Sad Reality: It's Cheaper To Get Hacked Than Build Strong IT Defenses (theregister.co.uk)
It's no secret that more companies are getting hacked now than ever. The government is getting hacked, major corporate companies are getting hacked, and even news outlets are getting hacked. This raises the obvious question: why aren't people investing more in bolstering their security? The answer is, as a report on The Register points out, money. Despite losing a significant sum of money on a data breach, it is still in a company's best interest to not spend on upgrading their security infrastructure. From the report: A study by the RAND Corporation, published in the Journal of Cybersecurity, looked at the frequency and cost of IT security failures in US businesses and found that the cost of a break-in is much lower than thought -- typically around $200,000 per case. With top-shelf security systems costing a lot more than that, not beefing up security looks in some ways like a smart business decision. "I've spent my life in security and everyone expects firms to invest more and more," the report's author Sasha Romanosky told The Reg. "But maybe firms are making rational investments and we shouldn't begrudge firms for taking these actions. We all do the same thing, we minimize our costs." Romanosky analyzed 12,000 incident reports and found that typically they only account for 0.4 per cent of a company's annual revenues. That compares to billing fraud, which averages at 5 per cent, or retail shrinkage (ie, shoplifting and insider theft), which accounts for 1.3 per cent of revenues. As for reputational damage, Romanosky found that it was almost impossible to quantify. He spoke to many executives and none of them could give a reliable metric for how to measure the PR cost of a public failure of IT security systems.
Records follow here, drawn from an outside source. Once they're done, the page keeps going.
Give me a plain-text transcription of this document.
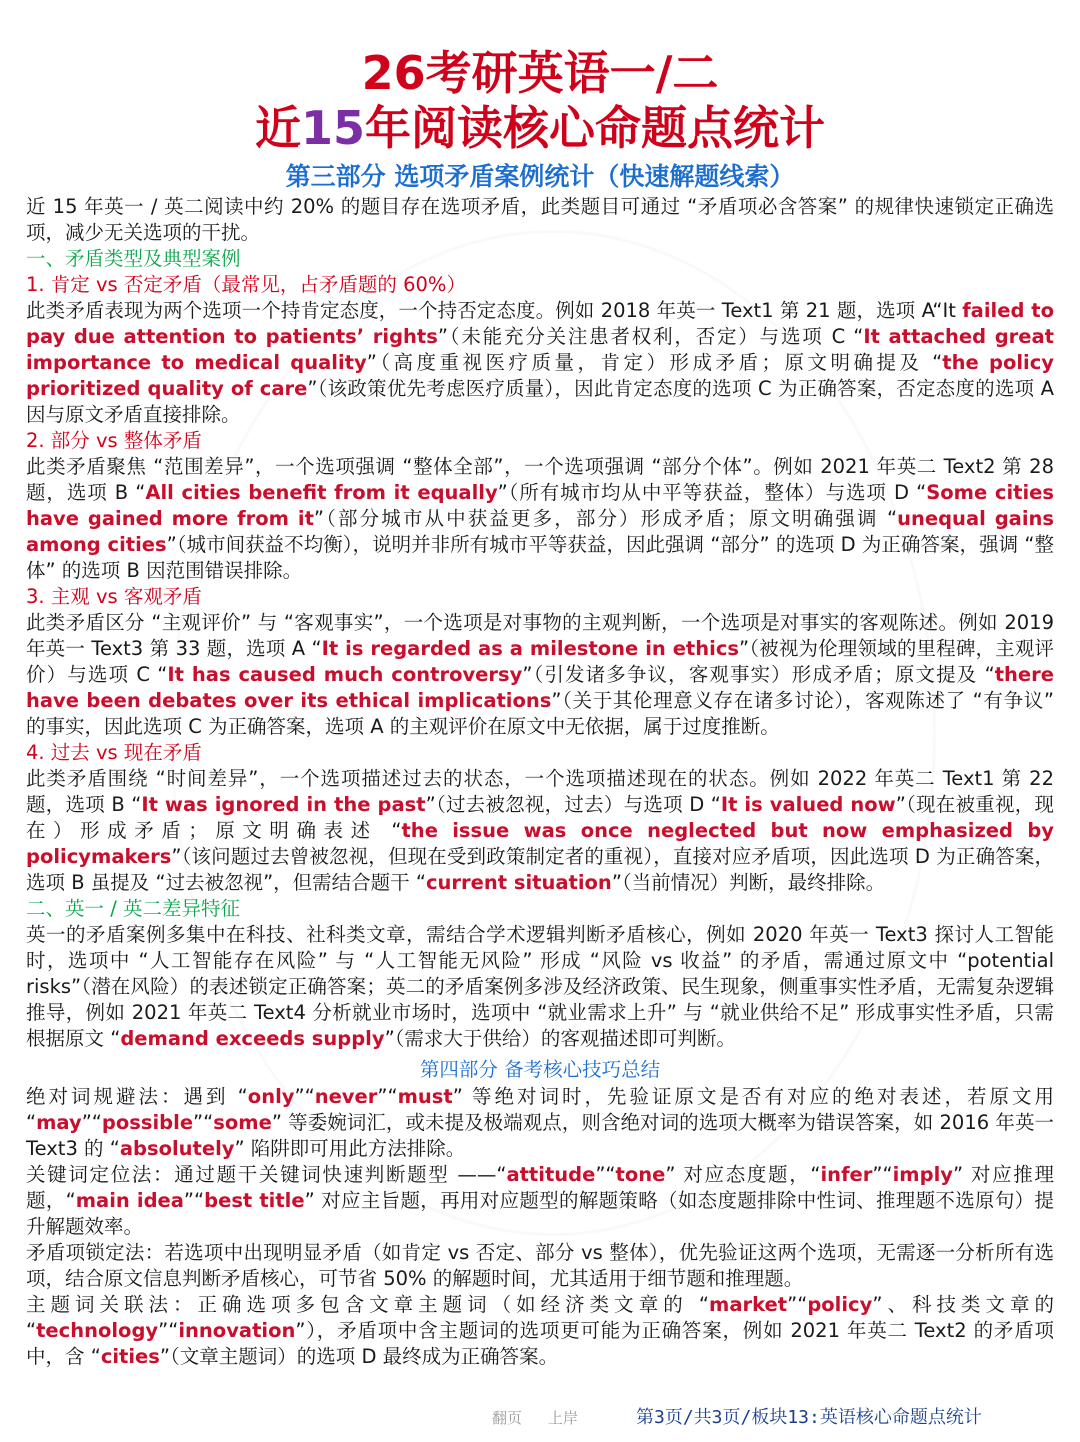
26考研英语一/二
近15年阅读核心命题点统计
第三部分 选项矛盾案例统计（快速解题线索）

近 15 年英一 / 英二阅读中约 20% 的题目存在选项矛盾，此类题目可通过 “矛盾项必含答案” 的规律快速锁定正确选项，减少无关选项的干扰。

一、矛盾类型及典型案例
1. 肯定 vs 否定矛盾（最常见，占矛盾题的 60%）

此类矛盾表现为两个选项一个持肯定态度，一个持否定态度。例如 2018 年英一 Text1 第 21 题，选项 A“It failed to pay due attention to patients’ rights”（未能充分关注患者权利，否定）与选项 C “It attached great importance to medical quality”（高度重视医疗质量，肯定）形成矛盾；原文明确提及 “the policy prioritized quality of care”（该政策优先考虑医疗质量），因此肯定态度的选项 C 为正确答案，否定态度的选项 A 因与原文矛盾直接排除。

2. 部分 vs 整体矛盾

此类矛盾聚焦 “范围差异”，一个选项强调 “整体全部”，一个选项强调 “部分个体”。例如 2021 年英二 Text2 第 28 题，选项 B “All cities benefit from it equally”（所有城市均从中平等获益，整体）与选项 D “Some cities have gained more from it”（部分城市从中获益更多，部分）形成矛盾；原文明确强调 “unequal gains among cities”（城市间获益不均衡），说明并非所有城市平等获益，因此强调 “部分” 的选项 D 为正确答案，强调 “整体” 的选项 B 因范围错误排除。

3. 主观 vs 客观矛盾

此类矛盾区分 “主观评价” 与 “客观事实”，一个选项是对事物的主观判断，一个选项是对事实的客观陈述。例如 2019 年英一 Text3 第 33 题，选项 A “It is regarded as a milestone in ethics”（被视为伦理领域的里程碑，主观评价）与选项 C “It has caused much controversy”（引发诸多争议，客观事实）形成矛盾；原文提及 “there have been debates over its ethical implications”（关于其伦理意义存在诸多讨论），客观陈述了 “有争议” 的事实，因此选项 C 为正确答案，选项 A 的主观评价在原文中无依据，属于过度推断。

4. 过去 vs 现在矛盾

此类矛盾围绕 “时间差异”，一个选项描述过去的状态，一个选项描述现在的状态。例如 2022 年英二 Text1 第 22 题，选项 B “It was ignored in the past”（过去被忽视，过去）与选项 D “It is valued now”（现在被重视，现在）形成矛盾；原文明确表述 “the issue was once neglected but now emphasized by policymakers”（该问题过去曾被忽视，但现在受到政策制定者的重视），直接对应矛盾项，因此选项 D 为正确答案，选项 B 虽提及 “过去被忽视”，但需结合题干 “current situation”（当前情况）判断，最终排除。

二、英一 / 英二差异特征

英一的矛盾案例多集中在科技、社科类文章，需结合学术逻辑判断矛盾核心，例如 2020 年英一 Text3 探讨人工智能时，选项中 “人工智能存在风险” 与 “人工智能无风险” 形成 “风险 vs 收益” 的矛盾，需通过原文中 “potential risks”（潜在风险）的表述锁定正确答案；英二的矛盾案例多涉及经济政策、民生现象，侧重事实性矛盾，无需复杂逻辑推导，例如 2021 年英二 Text4 分析就业市场时，选项中 “就业需求上升” 与 “就业供给不足” 形成事实性矛盾，只需根据原文 “demand exceeds supply”（需求大于供给）的客观描述即可判断。

第四部分 备考核心技巧总结

绝对词规避法：遇到 “only”“never”“must” 等绝对词时，先验证原文是否有对应的绝对表述，若原文用 “may”“possible”“some” 等委婉词汇，或未提及极端观点，则含绝对词的选项大概率为错误答案，如 2016 年英一 Text3 的 “absolutely” 陷阱即可用此方法排除。

关键词定位法：通过题干关键词快速判断题型 ——“attitude”“tone” 对应态度题，“infer”“imply” 对应推理题，“main idea”“best title” 对应主旨题，再用对应题型的解题策略（如态度题排除中性词、推理题不选原句）提升解题效率。

矛盾项锁定法：若选项中出现明显矛盾（如肯定 vs 否定、部分 vs 整体），优先验证这两个选项，无需逐一分析所有选项，结合原文信息判断矛盾核心，可节省 50% 的解题时间，尤其适用于细节题和推理题。

主题词关联法：正确选项多包含文章主题词（如经济类文章的 “market”“policy”、科技类文章的 “technology”“innovation”），矛盾项中含主题词的选项更可能为正确答案，例如 2021 年英二 Text2 的矛盾项中，含 “cities”（文章主题词）的选项 D 最终成为正确答案。

翻页 上岸	第3页/共3页/板块13:英语核心命题点统计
People have no options in the market for strong security, otherwise they'd punish these companies in sales.
If valuable information wasn't being stored in plain-text or otherwise easily accessible it wouldn't matter. The ideal solution is to avoid storing sensitive user information that isn't needed whenever possible and encrypt if you absolutely must store something sensitive (medical records, etc.) because the reality is that no matter how much you spend on defense, it only takes one successful attack to render it all pointless. Further, even with exceptionally secure software, it's often a weakness in the humans maintaining it or overseeing it that leads to a successful attack.
It's safest to assume that no matter how good your security, someone will eventually break through. As such, any sensitive user data should be encrypted so that it's not feasible for it to be exploited or used nefariously by the hackers who broke in. Everything else is just mitigating risk or delaying attackers. A locked door or alarm system won't stop a truly dedicated burglar, but it will make most look for another target or make it easier for them to slip up during the process in some way that leads to finding them.
It is also cheaper (and usually more pleasant) to live in houses with breakable glass windows and pickable locks, and just prosecute the burglars who flaunt the niceties and come in anyway.
If it's truly the case that it's cheaper to let data breaches happen than to protect against them, then some sort of incentive (or, punishment) needs to be put into place to change that situation. This is one of the few areas where government intervention is actually warranted: When something is not in the best interest of corporations but is very much in the best interest of citizens.
It's probably cheaper to let factory workers die on the job than it is to put all the safety measures in place to ensure they don't. Yet corporations put those safety measures in place anyway. They don't do it out of fondness of the workers, they do it because the government will shut them down if they don't.
113 million dollars to fix.
49 million dollars for the death and destruction costs.
Ford chose death and destruction over the lives of customers.
To this day I won't own Ford.
http://www.popularmechanics.co...
Necessity is the plea for every infringement of human freedom. It is the argument of tyrants; it is the creed of slaves.
Having tried the preventive approach on computer security for years, I came to the reluctant conclusion that it's a losing game. In every business scenario I've dealt with, it is simply impossible to protect against every threat and every zero-day exploit that comes down the pipe. Software patching, firewalls, antivirus, specialized appliances, you name it - they all have their limitations. You can protect against any number of possible exploits, but if only one gets through, you lose. So businesses must weight the costs spending more and more on preventive security solutions versus the cost of a security breach.
Obviously the implications of a breach are more severe for some businesses than others, but in many cases I deal with it makes more sense to focus on a good recovery solution rather than focussing mainly on prevention.